Changa, I don't really feel qualified to give advice here and perhaps you aren't looking for any, but I also don't want to unnecessarily foster apprehension. I know there are some horror stories out there but also some really wonderful ones. The only thing I could say is trust yourself and try to set up an environment where this will be cultivated. As julia pointed out, even the "good" births can be less than perfect and the whole thing is very intense. But if you trust yourself and your body and your partner and birth attendants do, too, then things will go well. Modern medicine can take care of traumatic situations, saving lives, etc. but the human organism knows what do in most cases if we just let it do its job.

thanks again and take care
post #16 of 23
post #17 of 23
Originally Posted by tootpapa
OtherMother'n'Madre - You know, I, too can vividly remember the sound of the episiotomies (there were two), especially the first, and the scream that followed. That scream horrified me more than just about anything, it was such an intense outporing of shock and pain. Also the look on my wife's face when it happened. When they cut her the second time I thought I would go crazy. Your story is intense and I can imagine there are lots of feelings for you both. I can really empathize with your dh's experience (the fact that you are watching it all, feeling helpless yet responsible, seeing the one you love in pain, the uncertainty of everything).
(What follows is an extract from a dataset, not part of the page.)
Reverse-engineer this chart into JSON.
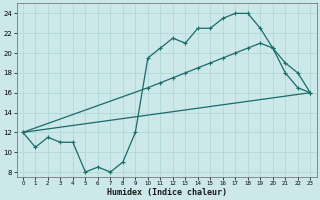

I hope you guys have found a way to process the feelings, especially you since for you it was even more intense as the subject of the pain and difficulty.
Thanks.....neither of us has really gotten through it. I don't remember all of it so that hurts. DH though is scared, understandably. When we went in the doctor said he was glad cause homebirth is dangerous and I think that stuck with him. He associates my blood pressure issues and her breathing issues with something other than an overdose of pain killer. He's slowly accepting things. I have found out some things since DD was born that I have shared with him and it seems to help...both of us.
post #18 of 23
I helped my wife labor for 16 hours at home with baby #2 (VBAC) only to have the cord prolapse at the very end. Our son died a week later.

This was and is very traumatic to me and reading your story makes me sad for you.

Regardless of the outcome these situations can be traumatic. I know you are grateful that your baby is ok, but don't forget to hug her extra and think about what could have been.

post #19 of 23
Thread Starter 
Wow, SadDaddy, I am so sorry to hear about this. It really makes me sad. I know you two must be having a hard time right now. I can't even imagine it. We definitely are grateful and thankful that we have our little toot and do give her lots of hugs to remind us of this. I hope you guys are finding a way to deal with the trauma. The birth trauma association that fourgrtkidos mentioned is really a good place. Your wife can get help over the phone as well. Otherwise, you can tell your story here as I did if that appeals to you. Sometimes it helps to write and talk about it. Of course, that is when and if you are ready and it feels right for you.

take care
post #20 of 23
Yes, i find that talking about what happened helps me more than anything. I almost wish I could see an acquantance at the store that doesn't know so i can tell them. It is cathartic for me. Opposite for my wife, she only wants to talk to close friends, but she does find help from finding people with similar circumstances (on these boards for example).

What gets us through this is our faith in God, knowing that our son is alive and well and perfect in heaven, plus that God has a purpose for his life. Without knowing these things we would be hopeless.

Anyway, sorry didn't mean to hijack your thread.

How is Germany? Go enjoy some weinterschnitzel and a Spaten Optimator for me. I'm jealous!!!